Déclarations de Jacques Cheminade

Sur le cas Céline : au-dessous du chat Bébert

lundi 24 janvier 2011, par Jacques Cheminade

Déclaration de Jacques Cheminade


Paris, le 24 janvier 2011 — Nicolas Sarkozy et Frédéric Mitterrand ont donc écarté Louis-Ferdinand Céline du Recueil des Célébrations nationales , sa présence ayant été jugée incompatible avec « les valeurs fondamentales de la nation et de la République » . Autant l’inscription de ce nom sur le Recueil, que le fait même de l’existence de ce Recueil et la décision de radiation, me paraissent témoigner du caractère politiquement dérisoire et intellectuellement subalterne de nos « élites » politiques et intellectuelles.

Tout d’abord, contrairement à l’opinion des uns et des autres, je suis certain que Céline n’est pas un grand écrivain. En effet, sa façon de s’exprimer n’est que le reflet gouailleur de la marche à l’abîme, au bout de la nuit, d’une culture. De plus, ses écrits antisémites et la violence rageuse à laquelle il soumet le langage ne sont que les deux faces d’un seul et même existentialisme, qui magnifie la violence verbale et physique et reflète les égarements du XXe siècle.

Il est ensuite révélateur du comportement double de nos « élites » que Louis-Ferdinand Céline soit l’un des écrivains préférés de Nicolas Sarkozy, à un point tel que ses collaborateurs s’étaient cotisés, à un précédent Noël, pour lui offrir une de ses lettres manuscrites. Peut-on en même temps admirer Céline et condamner l’antisémitisme ? La réponse est « oui » si l’on est prêt à considérer la réalité humaine à partir d’une agglomération libérale de particularités, mais certainement « non » si l’on défend sans compromissions un humanisme intégral.

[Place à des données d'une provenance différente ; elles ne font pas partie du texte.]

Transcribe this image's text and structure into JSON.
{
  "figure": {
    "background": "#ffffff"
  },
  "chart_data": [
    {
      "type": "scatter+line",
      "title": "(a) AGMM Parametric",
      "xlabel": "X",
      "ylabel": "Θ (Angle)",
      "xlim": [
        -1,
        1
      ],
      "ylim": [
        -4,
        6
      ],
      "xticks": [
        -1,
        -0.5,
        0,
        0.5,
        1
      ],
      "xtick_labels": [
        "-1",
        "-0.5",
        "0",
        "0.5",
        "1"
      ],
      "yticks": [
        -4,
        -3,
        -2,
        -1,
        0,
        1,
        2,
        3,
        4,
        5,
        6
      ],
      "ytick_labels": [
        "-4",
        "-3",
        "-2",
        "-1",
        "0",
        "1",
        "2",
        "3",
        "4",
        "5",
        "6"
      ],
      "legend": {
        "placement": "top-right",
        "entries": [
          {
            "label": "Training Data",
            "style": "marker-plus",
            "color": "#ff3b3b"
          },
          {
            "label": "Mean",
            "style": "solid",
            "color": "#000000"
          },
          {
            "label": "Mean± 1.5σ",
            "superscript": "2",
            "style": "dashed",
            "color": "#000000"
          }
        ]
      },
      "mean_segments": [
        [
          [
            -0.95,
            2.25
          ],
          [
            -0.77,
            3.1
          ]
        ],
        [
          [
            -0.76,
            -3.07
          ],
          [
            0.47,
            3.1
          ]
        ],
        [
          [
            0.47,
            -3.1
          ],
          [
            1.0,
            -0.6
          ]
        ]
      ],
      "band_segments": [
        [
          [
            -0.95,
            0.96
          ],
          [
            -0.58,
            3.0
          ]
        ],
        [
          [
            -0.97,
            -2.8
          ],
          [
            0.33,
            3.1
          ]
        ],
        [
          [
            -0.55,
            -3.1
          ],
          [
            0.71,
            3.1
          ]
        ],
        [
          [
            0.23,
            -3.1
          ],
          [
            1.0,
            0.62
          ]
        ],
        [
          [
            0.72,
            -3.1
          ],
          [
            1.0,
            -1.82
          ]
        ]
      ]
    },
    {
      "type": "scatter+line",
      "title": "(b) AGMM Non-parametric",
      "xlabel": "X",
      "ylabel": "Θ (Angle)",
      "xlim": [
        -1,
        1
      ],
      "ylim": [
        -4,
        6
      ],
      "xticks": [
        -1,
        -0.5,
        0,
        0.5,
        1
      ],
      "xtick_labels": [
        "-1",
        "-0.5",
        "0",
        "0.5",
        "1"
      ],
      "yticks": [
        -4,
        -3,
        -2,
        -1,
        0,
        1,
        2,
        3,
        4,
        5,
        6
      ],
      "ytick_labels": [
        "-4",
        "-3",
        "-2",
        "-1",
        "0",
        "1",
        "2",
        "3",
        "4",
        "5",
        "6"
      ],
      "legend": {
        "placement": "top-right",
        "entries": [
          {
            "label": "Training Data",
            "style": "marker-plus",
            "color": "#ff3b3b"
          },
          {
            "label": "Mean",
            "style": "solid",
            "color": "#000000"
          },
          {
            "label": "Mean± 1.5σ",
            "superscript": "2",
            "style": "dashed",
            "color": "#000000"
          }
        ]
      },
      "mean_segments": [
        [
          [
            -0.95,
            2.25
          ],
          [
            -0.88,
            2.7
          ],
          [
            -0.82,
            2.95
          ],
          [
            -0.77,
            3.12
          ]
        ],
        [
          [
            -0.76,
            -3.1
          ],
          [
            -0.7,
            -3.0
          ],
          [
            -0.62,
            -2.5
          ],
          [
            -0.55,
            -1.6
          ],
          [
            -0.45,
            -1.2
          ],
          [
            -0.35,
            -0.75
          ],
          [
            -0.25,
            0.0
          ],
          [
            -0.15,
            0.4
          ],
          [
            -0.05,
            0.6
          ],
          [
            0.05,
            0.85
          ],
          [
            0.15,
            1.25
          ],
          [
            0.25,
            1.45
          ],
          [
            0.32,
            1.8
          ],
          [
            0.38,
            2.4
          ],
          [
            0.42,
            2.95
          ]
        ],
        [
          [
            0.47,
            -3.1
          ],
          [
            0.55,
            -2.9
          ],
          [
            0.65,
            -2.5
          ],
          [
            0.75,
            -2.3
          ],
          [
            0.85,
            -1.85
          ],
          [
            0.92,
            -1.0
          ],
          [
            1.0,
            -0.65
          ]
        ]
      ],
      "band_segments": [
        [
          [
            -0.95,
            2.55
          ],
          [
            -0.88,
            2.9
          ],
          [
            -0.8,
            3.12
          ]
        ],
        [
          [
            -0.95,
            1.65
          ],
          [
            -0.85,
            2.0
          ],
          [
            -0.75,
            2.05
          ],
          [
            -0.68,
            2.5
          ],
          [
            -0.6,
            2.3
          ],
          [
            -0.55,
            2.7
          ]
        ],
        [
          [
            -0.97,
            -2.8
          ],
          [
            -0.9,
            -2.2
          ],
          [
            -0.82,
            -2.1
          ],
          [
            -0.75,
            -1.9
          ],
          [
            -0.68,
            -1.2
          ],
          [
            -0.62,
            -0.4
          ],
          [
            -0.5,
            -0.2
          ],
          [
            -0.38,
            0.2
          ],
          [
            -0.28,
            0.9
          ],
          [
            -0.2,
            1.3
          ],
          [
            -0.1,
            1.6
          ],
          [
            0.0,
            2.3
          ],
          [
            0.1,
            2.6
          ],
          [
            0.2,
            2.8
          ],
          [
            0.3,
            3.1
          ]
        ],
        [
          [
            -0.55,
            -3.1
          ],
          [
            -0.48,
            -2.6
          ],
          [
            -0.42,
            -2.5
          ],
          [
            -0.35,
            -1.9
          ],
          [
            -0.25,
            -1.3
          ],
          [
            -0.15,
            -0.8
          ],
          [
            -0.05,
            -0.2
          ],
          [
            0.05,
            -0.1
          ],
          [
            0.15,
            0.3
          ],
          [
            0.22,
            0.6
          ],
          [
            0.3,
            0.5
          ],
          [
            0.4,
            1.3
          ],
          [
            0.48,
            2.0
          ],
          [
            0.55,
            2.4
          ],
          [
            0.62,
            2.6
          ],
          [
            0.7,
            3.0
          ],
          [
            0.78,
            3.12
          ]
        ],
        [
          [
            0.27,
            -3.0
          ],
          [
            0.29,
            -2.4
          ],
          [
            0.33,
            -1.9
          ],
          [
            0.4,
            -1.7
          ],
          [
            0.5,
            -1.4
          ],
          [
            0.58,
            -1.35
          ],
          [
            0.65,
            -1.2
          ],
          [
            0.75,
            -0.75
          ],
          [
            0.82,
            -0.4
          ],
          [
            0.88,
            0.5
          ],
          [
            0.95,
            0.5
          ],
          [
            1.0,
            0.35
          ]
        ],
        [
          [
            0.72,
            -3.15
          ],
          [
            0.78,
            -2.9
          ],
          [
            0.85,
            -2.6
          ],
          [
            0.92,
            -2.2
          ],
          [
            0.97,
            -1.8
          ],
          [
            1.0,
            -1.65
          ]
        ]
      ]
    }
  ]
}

N’est-ce pas le Traité Avoth (Pères), I, 15 qui nous enjoint de recevoir « tout homme avec un beau visage »  ? Pour moi, celui de Céline est le visage même d’une laideur triste et désespérée, dans sa vie comme dans son œuvre. Interrogeons-nous donc sur ceux qui en admirent un aspect en prétendant rejeter l’autre.

Enfin, je trouve dérisoire qu’on établisse un recueil des célébrations nationales, comme si notre pays avait quelque chose à prouver en constituant un catalogue hétéroclite. Que ceux qui l’ont établi aient d’abord inclus le nom de Céline, puis « rétrogradent » par opportunisme, les met par deux fois au-dessous du niveau moral du chat Bébert.

Au cœur de la désintégration financière et de la décomposition politique du monde, il y a vraiment autre chose à faire.